2. The only missing values are usually in country_iso (ISO3 code), while all other columns like year, indicator, estimate are mostly complete.
-wgi_countries.csv → Only rows with valid ISO3 codes; safe for merging with IRENA/OWID.
-wgi_missing_iso.csv → Rows without ISO3 codes; may be small territories or naming mismatches.

In [None]:
# Cleaning Missing Values for WGI

# create a separate dataframe for rows missing ISO codes
wgi_missing_iso = wgi_clean[wgi_clean['country_iso'].isna()].copy()

# Keep rows with valid ISO3 codes for merging
wgi_countries = wgi_clean[wgi_clean['country_iso'].notna()].copy()

# Quick check
print("\nWGI countries with ISO3 codes:", wgi_countries.shape)
print("WGI rows missing ISO3:", wgi_missing_iso.shape)
print("Example missing ISO3 rows:")
print(wgi_missing_iso[['country', 'year', 'indicator']].head())

# Save datasets
wgi_countries_path = clean_dir / "wgi_countries.csv"
wgi_missing_iso_path = clean_dir / "wgi_missing_iso.csv"

wgi_countries.to_csv(wgi_countries_path, index=False)
wgi_missing_iso.to_csv(wgi_missing_iso_path, index=False)

print("\nSaved WGI datasets:")
print("- Countries:", wgi_countries_path)
print("- Missing ISO3:", wgi_missing_iso_path)

In [None]:
# Paths to save cleaned WGI datasets
wgi_countries_path     = clean_dir / "wgi_countries.csv"
wgi_missing_iso_path   = clean_dir / "wgi_missing_iso.csv"

# Save datasets
wgi_countries.to_csv(wgi_countries_path, index=False)
wgi_missing_iso.to_csv(wgi_missing_iso_path, index=False)

print("Saved WGI countries (with ISO3) to:", wgi_countries_path)
print("Saved WGI rows missing ISO3 to:", wgi_missing_iso_path)

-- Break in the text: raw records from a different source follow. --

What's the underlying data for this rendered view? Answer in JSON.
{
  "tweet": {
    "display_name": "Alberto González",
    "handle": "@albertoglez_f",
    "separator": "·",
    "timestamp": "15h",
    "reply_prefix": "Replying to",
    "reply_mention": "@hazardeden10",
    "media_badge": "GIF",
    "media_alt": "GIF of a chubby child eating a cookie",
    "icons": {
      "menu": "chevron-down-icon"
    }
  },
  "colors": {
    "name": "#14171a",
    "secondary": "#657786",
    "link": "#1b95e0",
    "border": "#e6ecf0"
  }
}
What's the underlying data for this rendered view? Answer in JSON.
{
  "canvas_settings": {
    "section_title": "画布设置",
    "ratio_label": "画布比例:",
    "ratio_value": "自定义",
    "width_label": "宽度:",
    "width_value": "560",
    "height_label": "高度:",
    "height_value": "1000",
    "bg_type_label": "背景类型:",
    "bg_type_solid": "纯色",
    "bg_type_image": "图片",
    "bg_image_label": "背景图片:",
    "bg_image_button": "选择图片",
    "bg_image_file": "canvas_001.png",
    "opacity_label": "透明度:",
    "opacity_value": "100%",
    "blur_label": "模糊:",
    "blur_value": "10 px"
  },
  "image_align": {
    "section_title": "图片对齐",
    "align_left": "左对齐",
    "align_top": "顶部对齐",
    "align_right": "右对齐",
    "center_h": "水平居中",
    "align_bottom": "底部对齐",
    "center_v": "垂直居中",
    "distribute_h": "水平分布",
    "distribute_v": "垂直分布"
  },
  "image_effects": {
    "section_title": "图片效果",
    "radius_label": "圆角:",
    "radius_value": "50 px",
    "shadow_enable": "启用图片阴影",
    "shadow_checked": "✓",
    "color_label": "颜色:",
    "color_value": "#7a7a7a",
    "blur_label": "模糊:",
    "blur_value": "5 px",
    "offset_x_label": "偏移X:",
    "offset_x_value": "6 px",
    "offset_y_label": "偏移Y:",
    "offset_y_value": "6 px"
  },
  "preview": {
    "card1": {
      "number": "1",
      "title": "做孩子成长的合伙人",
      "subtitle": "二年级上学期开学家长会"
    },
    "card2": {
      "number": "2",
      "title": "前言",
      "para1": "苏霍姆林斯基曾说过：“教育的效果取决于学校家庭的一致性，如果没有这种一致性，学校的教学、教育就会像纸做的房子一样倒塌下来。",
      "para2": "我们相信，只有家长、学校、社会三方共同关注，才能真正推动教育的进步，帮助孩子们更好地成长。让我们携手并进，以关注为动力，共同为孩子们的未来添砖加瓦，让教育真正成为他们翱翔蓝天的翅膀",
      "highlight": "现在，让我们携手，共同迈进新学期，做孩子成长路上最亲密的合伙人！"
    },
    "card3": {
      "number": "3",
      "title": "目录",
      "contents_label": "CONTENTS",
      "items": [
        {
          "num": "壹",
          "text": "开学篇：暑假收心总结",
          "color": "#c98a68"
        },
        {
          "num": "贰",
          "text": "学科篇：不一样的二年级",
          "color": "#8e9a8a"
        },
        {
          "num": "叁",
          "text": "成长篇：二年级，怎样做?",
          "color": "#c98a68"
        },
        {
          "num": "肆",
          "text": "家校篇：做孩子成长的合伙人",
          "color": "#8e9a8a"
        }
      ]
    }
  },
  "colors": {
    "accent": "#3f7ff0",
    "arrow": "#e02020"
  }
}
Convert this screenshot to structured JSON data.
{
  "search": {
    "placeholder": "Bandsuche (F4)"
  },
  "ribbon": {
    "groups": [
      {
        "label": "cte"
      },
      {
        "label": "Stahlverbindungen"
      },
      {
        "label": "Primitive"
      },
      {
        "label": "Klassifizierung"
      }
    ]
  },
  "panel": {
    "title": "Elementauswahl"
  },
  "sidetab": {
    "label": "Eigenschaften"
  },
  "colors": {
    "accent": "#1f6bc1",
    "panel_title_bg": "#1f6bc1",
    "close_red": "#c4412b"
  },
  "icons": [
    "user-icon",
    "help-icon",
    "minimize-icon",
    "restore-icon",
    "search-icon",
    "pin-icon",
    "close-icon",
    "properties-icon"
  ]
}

1. * The OWID and IRENA datasets are cleaned, imputed, and enriched for both country and regional levels.
2. * Key CO₂ and energy metrics are now available per-capita and per-GDP, making comparisons across countries and regions straightforward.
3. * Regional and aggregate values are computed where missing, ensuring a complete global view.
4. * WGI governance indicators are aligned with countries using ISO3 codes, allowing integration with energy and emissions data.
5. * The final dataset is ready for analysis, modeling, or visualization, supporting research into energy transitions, emissions trends, and governance impacts on sustainability.